Everything that can be counted does not necessarily count; everything that counts cannot necessarily be counted. —Albert Einstein
I know now more than ever why he made this point. Back in 2009 I blogged on this topic and wanted to revisit it briefly before I start in a direction that will ultimately place me back in the industry where this research can be applied.
In my independent study of Gregory Bateson and Alfred Korzybski I truly understood for myself that the name is not the things named or as some would say the map is not the territory. I call your attention to this manner of thinking because we have a problem with metrics in that the count is not the things counted. Many metrics for risk and compliance describe beautiful mathematical formulas but only see a limited success because the classification of the things being counted is narrowly understood beyond a few individuals. This blog posting makes the assertion that our problem with effective metrics is not one of numbers but one of semantics; not of the counts but of the things counted. Since April of this year, I’ve been working on a few computational systems that side step the requirement put forth by number systems and I’m excited to test them out in the real world.
The things being counted must be named, defined, and ultimately understood by a community of practice. The very act of naming is an act of mapping or classification; it comes with a certain level of precision and consequences. A useful classification standard for one community may be useless for another. To the degree that this mapping or classification is common with others in your community of practice, you achieve a mutual semantic coherence (some call this objectivity but I reject that term). The durability of a set of metrics is challenged when multiple communities of practices are asked to engage in a common objective for the business. Such is the case when one proposes a standard terminology and metrics that apply across a large enterprise consisting of multiple communities of practice and diverse personas. To be useful one must know what these metrics mean and to be able to draw inferences from experience. Needless to say, the process of stabilizing semantics across communities are extremely expensive and for those performing this in purely information spaces like information security, rapid change makes this practically impossible.
A measurement system must be judged on the notion of “usefulness to a community of practice” and this scoping must be made explicit. The utility is a function of the audience’s ability to draw inference from the counts and things counted. Let me share with you an example I experienced with a Canadian co-worker back in 2009. I said “Dude, it was in the 90’s in San Francisco today”. A blank face appeared as I saw him think and convert this implicit 90 degrees Fahrenheit to Celsius ((F – 32) x 5/9) because he could not draw an inference from Fahrenheit. Inferences like it being weather for shorts, no jacket required, that it is odd for San Francisco to have a high of 32 Celsius, that homes in San Francisco don’t have AC because it is never that hot and so on and so on.

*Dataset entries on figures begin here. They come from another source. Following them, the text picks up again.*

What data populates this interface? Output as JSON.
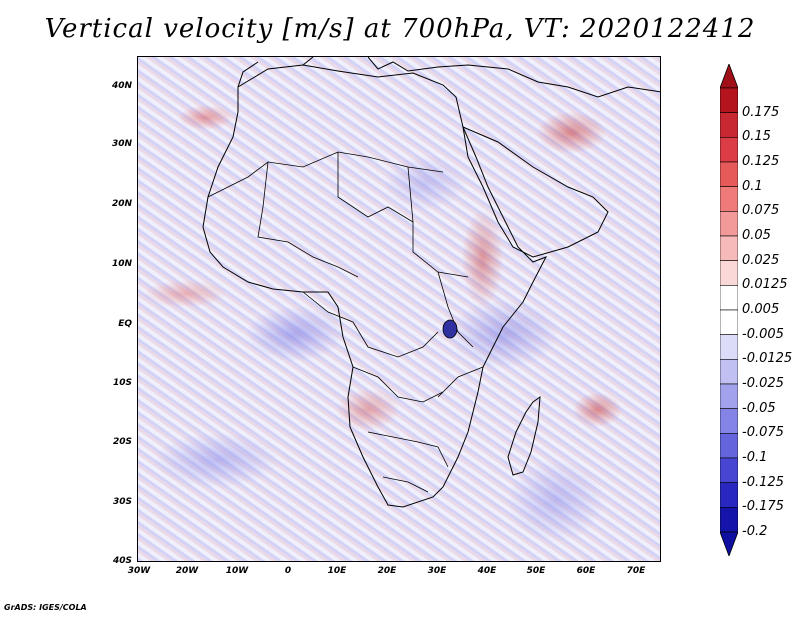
{
  "title": "Vertical velocity [m/s] at 700hPa, VT: 2020122412",
  "y_axis_labels": [
    "40N",
    "30N",
    "20N",
    "10N",
    "EQ",
    "10S",
    "20S",
    "30S",
    "40S"
  ],
  "x_axis_labels": [
    "30W",
    "20W",
    "10W",
    "0",
    "10E",
    "20E",
    "30E",
    "40E",
    "50E",
    "60E",
    "70E"
  ],
  "colorbar": {
    "labels": [
      "0.175",
      "0.15",
      "0.125",
      "0.1",
      "0.075",
      "0.05",
      "0.025",
      "0.0125",
      "0.005",
      "-0.005",
      "-0.0125",
      "-0.025",
      "-0.05",
      "-0.075",
      "-0.1",
      "-0.125",
      "-0.175",
      "-0.2"
    ],
    "colors": [
      "#b4141e",
      "#c82832",
      "#dc3c46",
      "#e65a5a",
      "#ee7a7a",
      "#f29a9a",
      "#f6baba",
      "#fad8d8",
      "#ffffff",
      "#ffffff",
      "#dcdcf8",
      "#c0c0f2",
      "#a2a2ec",
      "#8484e6",
      "#6464dc",
      "#4646d2",
      "#2828c0",
      "#1414aa"
    ]
  },
  "footer": "GrADS: IGES/COLA"
}
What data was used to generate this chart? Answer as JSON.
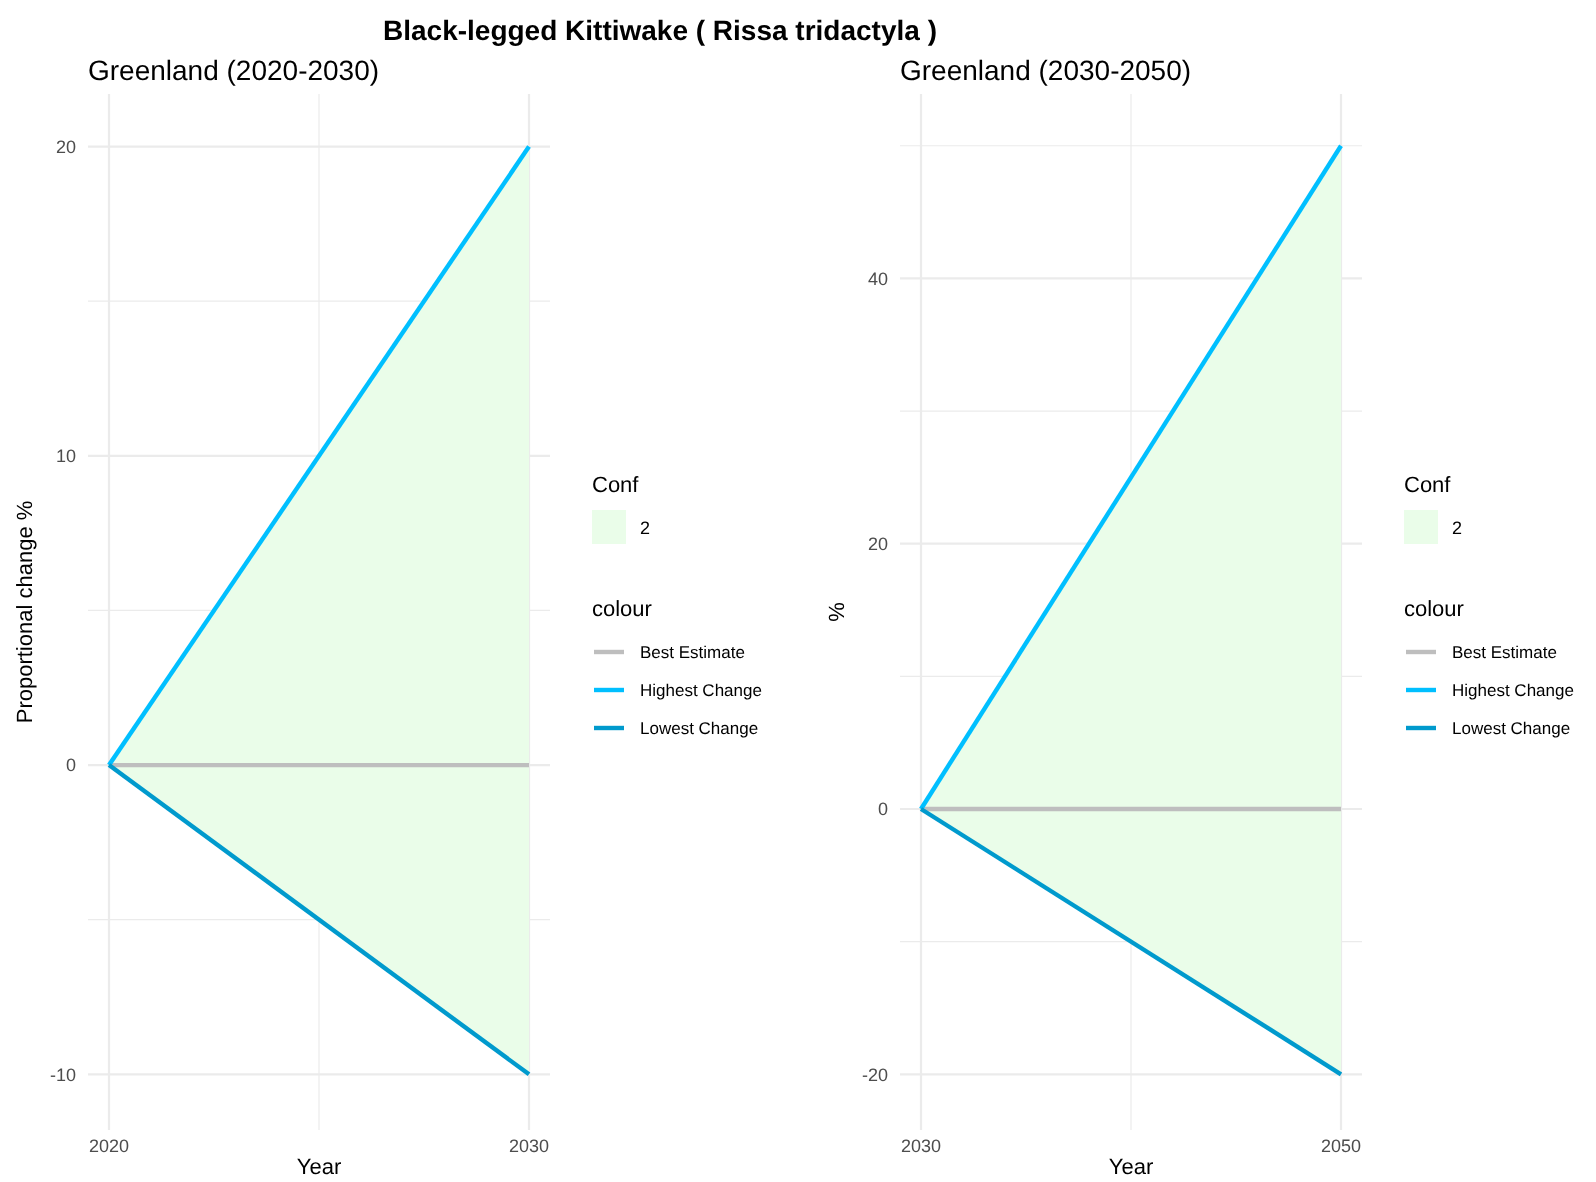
{
  "chart_data": [
    {
      "type": "line",
      "title": "Black-legged Kittiwake ( Rissa tridactyla )",
      "subtitle": "Greenland (2020-2030)",
      "xlabel": "Year",
      "ylabel": "Proportional change %",
      "legend_title": "colour",
      "annotations": [
        "Conf",
        "2"
      ],
      "x": [
        2020,
        2030
      ],
      "series": [
        {
          "name": "Best Estimate",
          "color": "#bebebe",
          "values": [
            0,
            0
          ],
          "lower": [
            0,
            -10
          ],
          "upper": [
            0,
            20
          ]
        },
        {
          "name": "Highest Change",
          "color": "#00bfff",
          "values": [
            0,
            20
          ]
        },
        {
          "name": "Lowest Change",
          "color": "#009acd",
          "values": [
            0,
            -10
          ]
        }
      ],
      "xlim": [
        2019.5,
        2030.5
      ],
      "xticks": [
        2020,
        {
          "value": 2025,
          "label": null
        },
        2030
      ],
      "ylim": [
        -11.8,
        21.7
      ],
      "yticks": [
        -10,
        {
          "value": -5,
          "label": null
        },
        0,
        {
          "value": 5,
          "label": null
        },
        10,
        {
          "value": 15,
          "label": null
        },
        20
      ],
      "grid": true,
      "legend": "right"
    },
    {
      "type": "line",
      "subtitle": "Greenland (2030-2050)",
      "xlabel": "Year",
      "ylabel": "%",
      "legend_title": "colour",
      "annotations": [
        "Conf",
        "2"
      ],
      "x": [
        2030,
        2050
      ],
      "series": [
        {
          "name": "Best Estimate",
          "color": "#bebebe",
          "values": [
            0,
            0
          ],
          "lower": [
            0,
            -20
          ],
          "upper": [
            0,
            50
          ]
        },
        {
          "name": "Highest Change",
          "color": "#00bfff",
          "values": [
            0,
            50
          ]
        },
        {
          "name": "Lowest Change",
          "color": "#009acd",
          "values": [
            0,
            -20
          ]
        }
      ],
      "xlim": [
        2029,
        2051
      ],
      "xticks": [
        2030,
        {
          "value": 2040,
          "label": null
        },
        2050
      ],
      "ylim": [
        -24.2,
        53.9
      ],
      "yticks": [
        -20,
        {
          "value": -10,
          "label": null
        },
        0,
        {
          "value": 10,
          "label": null
        },
        20,
        {
          "value": 30,
          "label": null
        },
        40,
        {
          "value": 50,
          "label": null
        }
      ],
      "grid": true,
      "legend": "right"
    }
  ]
}
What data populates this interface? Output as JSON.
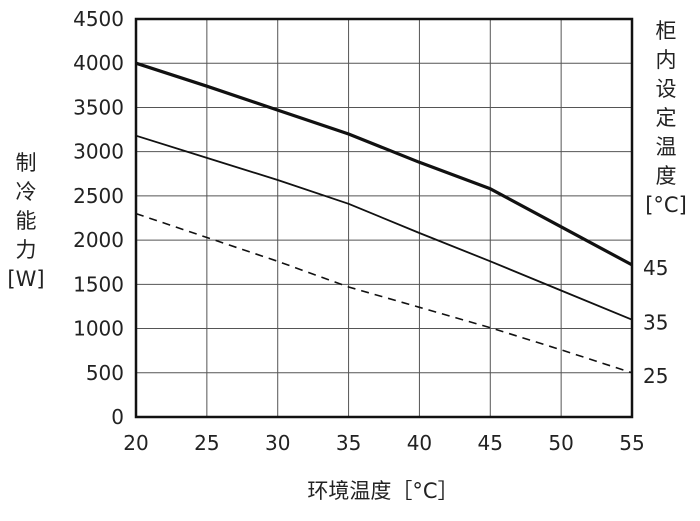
{
  "chart_data": {
    "type": "line",
    "title": "",
    "xlabel": "环境温度［°C］",
    "ylabel": [
      "制",
      "冷",
      "能",
      "力",
      "[W]"
    ],
    "y2label": [
      "柜",
      "内",
      "设",
      "定",
      "温",
      "度",
      "[°C]"
    ],
    "xlim": [
      20,
      55
    ],
    "ylim": [
      0,
      4500
    ],
    "x_ticks": [
      "20",
      "25",
      "30",
      "35",
      "40",
      "45",
      "50",
      "55"
    ],
    "y_ticks": [
      "0",
      "500",
      "1000",
      "1500",
      "2000",
      "2500",
      "3000",
      "3500",
      "4000",
      "4500"
    ],
    "grid": true,
    "legend": "right-end labels",
    "series": [
      {
        "name": "45",
        "style": "solid-thick",
        "points": [
          [
            20,
            4000
          ],
          [
            25,
            3740
          ],
          [
            30,
            3470
          ],
          [
            35,
            3200
          ],
          [
            40,
            2880
          ],
          [
            45,
            2580
          ],
          [
            50,
            2150
          ],
          [
            55,
            1720
          ]
        ]
      },
      {
        "name": "35",
        "style": "solid",
        "points": [
          [
            20,
            3180
          ],
          [
            25,
            2930
          ],
          [
            30,
            2680
          ],
          [
            35,
            2410
          ],
          [
            40,
            2080
          ],
          [
            45,
            1760
          ],
          [
            50,
            1430
          ],
          [
            55,
            1100
          ]
        ]
      },
      {
        "name": "25",
        "style": "dashed",
        "points": [
          [
            20,
            2300
          ],
          [
            25,
            2030
          ],
          [
            30,
            1760
          ],
          [
            35,
            1470
          ],
          [
            40,
            1240
          ],
          [
            45,
            1010
          ],
          [
            50,
            760
          ],
          [
            55,
            500
          ]
        ]
      }
    ]
  }
}
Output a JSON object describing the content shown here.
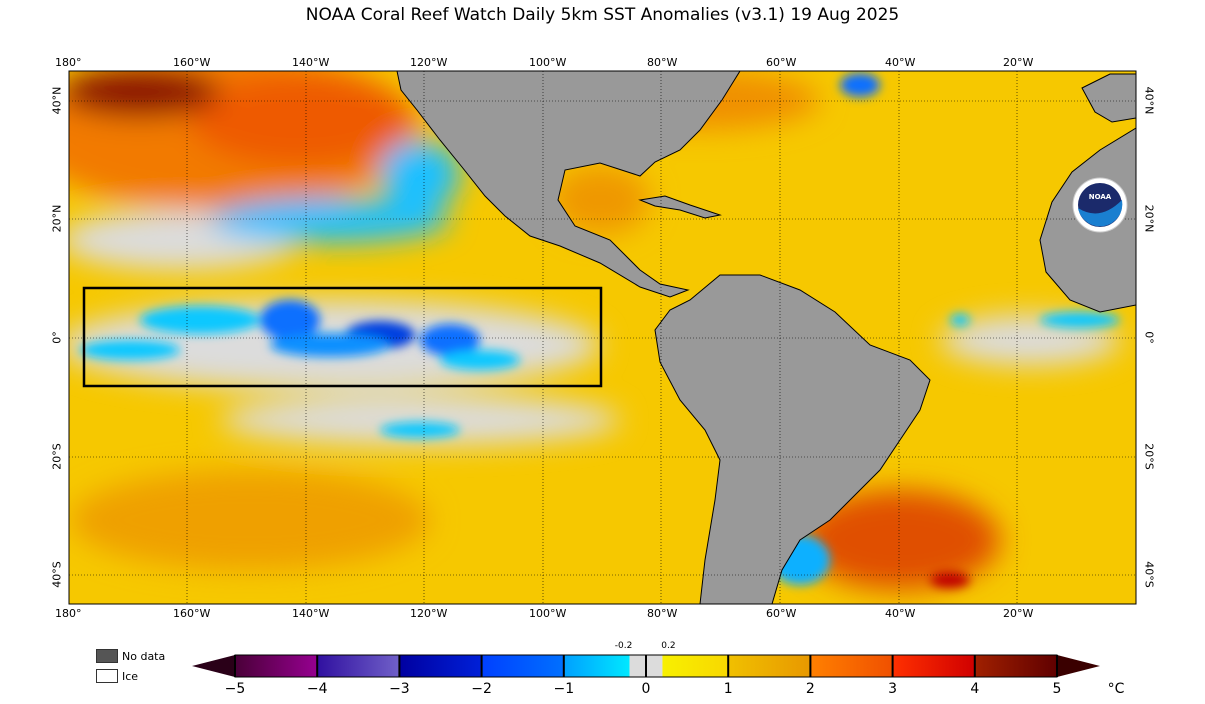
{
  "title": "NOAA Coral Reef Watch Daily 5km SST Anomalies  (v3.1)   19 Aug 2025",
  "map": {
    "lon_labels": [
      "180°",
      "160°W",
      "140°W",
      "120°W",
      "100°W",
      "80°W",
      "60°W",
      "40°W",
      "20°W"
    ],
    "lat_labels": [
      "40°N",
      "20°N",
      "0°",
      "20°S",
      "40°S"
    ],
    "extent": {
      "lon": [
        -180,
        0
      ],
      "lat": [
        -45,
        45
      ]
    },
    "highlight_box": {
      "lon": [
        -177.5,
        -90
      ],
      "lat": [
        -8,
        8.5
      ]
    },
    "land_color": "#999999",
    "logo": "NOAA"
  },
  "legend": {
    "items": [
      {
        "label": "No data",
        "color": "#555555"
      },
      {
        "label": "Ice",
        "color": "#ffffff"
      }
    ]
  },
  "colorbar": {
    "min": -5,
    "max": 5,
    "ticks": [
      "−5",
      "−4",
      "−3",
      "−2",
      "−1",
      "0",
      "1",
      "2",
      "3",
      "4",
      "5"
    ],
    "small_ticks": [
      "-0.2",
      "0.2"
    ],
    "unit": "°C",
    "segments": [
      {
        "from": -5,
        "to": -4,
        "colors": [
          "#4a0038",
          "#960090"
        ]
      },
      {
        "from": -4,
        "to": -3,
        "colors": [
          "#3010a0",
          "#7060c8"
        ]
      },
      {
        "from": -3,
        "to": -2,
        "colors": [
          "#0000a0",
          "#0020d8"
        ]
      },
      {
        "from": -2,
        "to": -1,
        "colors": [
          "#0040ff",
          "#0070ff"
        ]
      },
      {
        "from": -1,
        "to": -0.2,
        "colors": [
          "#00a0ff",
          "#00e8ff"
        ]
      },
      {
        "from": -0.2,
        "to": 0.2,
        "colors": [
          "#dcdcdc",
          "#dcdcdc"
        ]
      },
      {
        "from": 0.2,
        "to": 1,
        "colors": [
          "#f8f000",
          "#f8d800"
        ]
      },
      {
        "from": 1,
        "to": 2,
        "colors": [
          "#f0c000",
          "#e89800"
        ]
      },
      {
        "from": 2,
        "to": 3,
        "colors": [
          "#ff8000",
          "#f05000"
        ]
      },
      {
        "from": 3,
        "to": 4,
        "colors": [
          "#ff3000",
          "#d00000"
        ]
      },
      {
        "from": 4,
        "to": 5,
        "colors": [
          "#a02000",
          "#600000"
        ]
      }
    ],
    "under_color": "#2a0018",
    "over_color": "#3a0000"
  }
}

When you look at the notion of temperature, you can see that the different communities have chosen different standards because of the way they have come to know those units and it is more about the semantics than the mathematics. This becomes exponentially more difficult when the syntax is the same but the semantics vary. Take terms like ‘asset’ or ‘platform’ and you can fill a page with what it means in certain context with certain communities even within the same enterprise. Each community of practice has come to know the term ‘asset’ in very different ways; this person has encoded work and meaning in ways that are different than others. While mathematics remains important, we must turn our focus to formal ways to share semantics. Only then can we share both the numbers (the count) within their intended context (the things counted); semantics that can only be seen through a keen ethnographic eye that respects heterogeneous sense-making and the diverse viewpoints of an enterprise.
So while I am not going to spill the beans just yet, I will say that more important than numbers and counts, are the means to compute membership to classes. You are probably saying to yourself, well, does that not require numbers? I mean I need to score higher than 70 to pass this test, I need to score less than 40 to pass this audit, etc. We got so hung up on number systems to help us compute membership to a set that everyone forgot to explore the other techniques. Welcome to the wonderful world of semantic reasoning and in the coming months, I will have many stories to tell. Thanks to the great works of Einstein, Bateson, and Korzybski, accounting for the uncountable will finally make sense.
You write, “we must turn our focus to formal ways to share semantics.” We already have that with the so-called semantic web ontology standards. All that provides is a way to highlight my use of “asset” as opposed to yours and to allow me to make reference in to your namespace when I want to talk about your sense of the term (and vice versa). To date that hasn’t gotten us all that far for the simple reason than that it’s just a syntax interchange. It takes far more to align meaning.
You are spot on John and thanks for the comment. The stability of semantics has more to do with social processes than technical capabilities for sure. The fact that we have the concept of a birthday is the foundation for things like legal drinking age, etc. I hope I did not over shadow the importance of social ritual and things of that nature. Let me try and focus on what I was highlighting
When people use Siri, they can thanks Ontological reasoning; when people use Bing, they can thanks ontological reasoning; when people use Pandora they can thanks Ontological reasoning and so on and so on. I used the term semantic (with full knowledge of W3c’s semantic tech stack) just to break away from mathmatics. If the set is PASS and another set is FAIL, I can certainly reason via properties to compute membership to those sets using my own code or via data strictures like ontological models. We live in exciting times where the directed graph is given so little credit in the ground breaking technology we have seen in the past 10 years.